Diplomat and political scientist, Madeleine Albright (1937-2022), was ambassador to the United Nations from 1993-1997, and Secretary of State from 1997-2001.
During the middle of Trump’s term, she described him as the “first anti-democratic president in modern U.S. history.”
She wrote in Fascism: A Warning (2018):

I wonder now whether we, as democratic citizens, have been remiss in forming the right questions. Maybe we have grown so accustomed to receiving immediate satisfaction from our devices that we have lost patience with democracy’s sluggish pace. Possibly, we have allowed ourselves to be manipulated by hucksters who pledge to deliver the world on a silver platter but have no clue how to make good on their promises.

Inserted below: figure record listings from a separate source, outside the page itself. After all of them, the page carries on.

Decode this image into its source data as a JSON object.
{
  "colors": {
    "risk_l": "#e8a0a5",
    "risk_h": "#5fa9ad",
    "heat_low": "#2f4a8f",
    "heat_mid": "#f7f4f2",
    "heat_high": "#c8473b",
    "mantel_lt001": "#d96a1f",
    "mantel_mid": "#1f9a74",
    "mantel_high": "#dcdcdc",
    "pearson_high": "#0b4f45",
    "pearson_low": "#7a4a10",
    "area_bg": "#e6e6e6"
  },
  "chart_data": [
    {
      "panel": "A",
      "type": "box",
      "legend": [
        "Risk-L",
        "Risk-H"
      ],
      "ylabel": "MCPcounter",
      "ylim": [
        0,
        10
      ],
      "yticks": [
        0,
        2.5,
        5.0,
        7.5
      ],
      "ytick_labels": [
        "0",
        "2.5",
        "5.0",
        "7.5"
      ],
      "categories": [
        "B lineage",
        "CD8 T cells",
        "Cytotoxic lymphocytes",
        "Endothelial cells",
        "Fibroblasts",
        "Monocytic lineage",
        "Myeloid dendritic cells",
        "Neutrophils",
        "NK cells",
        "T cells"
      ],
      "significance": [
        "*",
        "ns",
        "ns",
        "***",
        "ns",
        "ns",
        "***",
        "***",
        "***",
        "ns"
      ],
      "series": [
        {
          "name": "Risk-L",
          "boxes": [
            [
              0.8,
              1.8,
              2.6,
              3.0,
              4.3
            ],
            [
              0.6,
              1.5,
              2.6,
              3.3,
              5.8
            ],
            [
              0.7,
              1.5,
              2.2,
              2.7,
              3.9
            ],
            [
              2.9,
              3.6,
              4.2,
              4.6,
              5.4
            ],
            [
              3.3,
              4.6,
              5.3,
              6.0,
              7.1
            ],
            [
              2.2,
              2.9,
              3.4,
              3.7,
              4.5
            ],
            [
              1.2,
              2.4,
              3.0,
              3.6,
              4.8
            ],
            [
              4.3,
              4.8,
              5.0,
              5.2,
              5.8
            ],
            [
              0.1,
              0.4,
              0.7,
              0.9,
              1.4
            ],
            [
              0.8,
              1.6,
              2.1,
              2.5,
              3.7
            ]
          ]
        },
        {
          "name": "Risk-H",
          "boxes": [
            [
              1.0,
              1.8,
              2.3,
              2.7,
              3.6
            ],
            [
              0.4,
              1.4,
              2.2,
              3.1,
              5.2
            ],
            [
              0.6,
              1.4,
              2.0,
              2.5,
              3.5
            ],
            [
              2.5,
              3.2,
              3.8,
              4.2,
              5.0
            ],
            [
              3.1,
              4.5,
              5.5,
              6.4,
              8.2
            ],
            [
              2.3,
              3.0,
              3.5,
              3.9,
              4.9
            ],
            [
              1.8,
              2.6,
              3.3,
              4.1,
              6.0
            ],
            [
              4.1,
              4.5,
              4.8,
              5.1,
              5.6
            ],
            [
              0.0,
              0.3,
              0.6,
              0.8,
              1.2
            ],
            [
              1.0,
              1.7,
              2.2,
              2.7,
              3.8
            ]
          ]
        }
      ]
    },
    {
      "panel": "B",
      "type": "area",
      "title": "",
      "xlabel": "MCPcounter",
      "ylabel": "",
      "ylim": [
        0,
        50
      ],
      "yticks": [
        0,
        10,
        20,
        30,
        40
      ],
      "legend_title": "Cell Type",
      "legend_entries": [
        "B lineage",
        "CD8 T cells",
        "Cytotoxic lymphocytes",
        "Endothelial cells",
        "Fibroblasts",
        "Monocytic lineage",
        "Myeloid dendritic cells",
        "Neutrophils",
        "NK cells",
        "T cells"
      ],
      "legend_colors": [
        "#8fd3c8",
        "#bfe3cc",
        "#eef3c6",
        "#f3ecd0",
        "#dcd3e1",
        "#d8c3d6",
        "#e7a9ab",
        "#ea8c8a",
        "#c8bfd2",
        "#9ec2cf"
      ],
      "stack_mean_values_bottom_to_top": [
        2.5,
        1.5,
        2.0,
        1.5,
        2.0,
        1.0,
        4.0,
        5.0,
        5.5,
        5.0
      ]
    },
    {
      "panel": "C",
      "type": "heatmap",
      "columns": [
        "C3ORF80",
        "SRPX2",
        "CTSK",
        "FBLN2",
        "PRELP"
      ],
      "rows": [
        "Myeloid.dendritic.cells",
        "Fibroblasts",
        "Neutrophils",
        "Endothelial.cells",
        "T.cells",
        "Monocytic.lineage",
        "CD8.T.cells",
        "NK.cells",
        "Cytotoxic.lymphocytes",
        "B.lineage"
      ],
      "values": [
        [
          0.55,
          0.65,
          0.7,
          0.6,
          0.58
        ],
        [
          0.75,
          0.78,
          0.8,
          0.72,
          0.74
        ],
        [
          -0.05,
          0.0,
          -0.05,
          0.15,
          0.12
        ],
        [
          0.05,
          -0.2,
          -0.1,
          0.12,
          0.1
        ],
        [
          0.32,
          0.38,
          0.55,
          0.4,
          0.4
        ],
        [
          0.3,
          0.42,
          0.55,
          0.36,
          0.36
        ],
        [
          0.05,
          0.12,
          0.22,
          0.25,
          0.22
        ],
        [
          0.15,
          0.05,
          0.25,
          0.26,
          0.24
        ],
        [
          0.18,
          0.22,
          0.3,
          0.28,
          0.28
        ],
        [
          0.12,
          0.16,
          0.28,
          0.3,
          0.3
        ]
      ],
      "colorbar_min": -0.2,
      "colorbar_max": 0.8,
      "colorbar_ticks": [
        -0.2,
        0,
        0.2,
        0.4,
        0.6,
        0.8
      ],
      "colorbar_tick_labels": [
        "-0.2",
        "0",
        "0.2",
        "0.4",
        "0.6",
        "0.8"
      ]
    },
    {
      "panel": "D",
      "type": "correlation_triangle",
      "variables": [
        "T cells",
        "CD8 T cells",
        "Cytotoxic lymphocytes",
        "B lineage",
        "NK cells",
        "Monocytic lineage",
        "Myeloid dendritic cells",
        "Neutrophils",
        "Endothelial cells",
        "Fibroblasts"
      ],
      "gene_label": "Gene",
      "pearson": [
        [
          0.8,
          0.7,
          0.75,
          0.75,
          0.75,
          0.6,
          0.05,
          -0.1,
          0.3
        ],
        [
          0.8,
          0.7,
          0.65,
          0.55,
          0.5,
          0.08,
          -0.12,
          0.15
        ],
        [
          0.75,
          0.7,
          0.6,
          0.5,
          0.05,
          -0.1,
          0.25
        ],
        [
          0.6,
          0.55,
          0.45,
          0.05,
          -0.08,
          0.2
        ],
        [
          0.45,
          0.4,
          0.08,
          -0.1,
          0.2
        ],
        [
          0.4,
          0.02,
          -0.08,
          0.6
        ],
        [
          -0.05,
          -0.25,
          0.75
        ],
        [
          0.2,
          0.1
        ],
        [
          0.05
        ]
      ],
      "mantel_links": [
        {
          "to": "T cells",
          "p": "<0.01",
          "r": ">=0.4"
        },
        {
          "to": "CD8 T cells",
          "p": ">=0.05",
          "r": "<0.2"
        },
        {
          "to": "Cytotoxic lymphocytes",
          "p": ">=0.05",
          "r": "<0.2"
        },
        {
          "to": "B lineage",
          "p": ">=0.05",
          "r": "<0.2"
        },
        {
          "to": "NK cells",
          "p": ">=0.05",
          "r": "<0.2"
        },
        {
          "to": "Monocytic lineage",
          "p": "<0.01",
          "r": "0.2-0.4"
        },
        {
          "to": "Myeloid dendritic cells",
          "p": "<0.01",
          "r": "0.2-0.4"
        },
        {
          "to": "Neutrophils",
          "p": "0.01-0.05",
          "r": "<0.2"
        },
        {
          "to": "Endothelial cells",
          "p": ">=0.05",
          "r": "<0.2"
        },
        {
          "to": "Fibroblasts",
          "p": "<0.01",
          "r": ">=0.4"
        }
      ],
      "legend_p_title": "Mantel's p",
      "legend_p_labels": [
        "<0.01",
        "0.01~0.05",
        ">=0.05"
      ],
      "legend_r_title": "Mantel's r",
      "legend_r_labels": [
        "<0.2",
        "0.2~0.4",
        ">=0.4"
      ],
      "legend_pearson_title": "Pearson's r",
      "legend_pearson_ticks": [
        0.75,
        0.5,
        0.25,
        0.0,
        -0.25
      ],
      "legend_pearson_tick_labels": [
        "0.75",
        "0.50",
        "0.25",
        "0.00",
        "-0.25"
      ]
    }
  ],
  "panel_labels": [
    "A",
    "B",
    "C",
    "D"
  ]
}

Dr. Miles J. Bennell (Kevin McCarthy) dodges and attempts to stop cars again in the 1978 version of Invasion of the Body Snatchers. In both films, Dr. Bennell is unable to convince others that the earth has been taken over by aliens.

Sex and the Constitution, A Frenchman in Lincoln’s America, Fascism: A Warning, and American Anarchy, have all make me realize that the seeds of America’s destruction, as a democratic nation, have been sprouting since 1776.
On November 5th, a battle was lost.
We learned what most U.S. voters actually care about.

*One of the ironies of American history, is that Thomas Jefferson and John Adams both died on the same day, July 4, 1826, almost 200 years ago. Adams (at 90) was seven years older than Jefferson.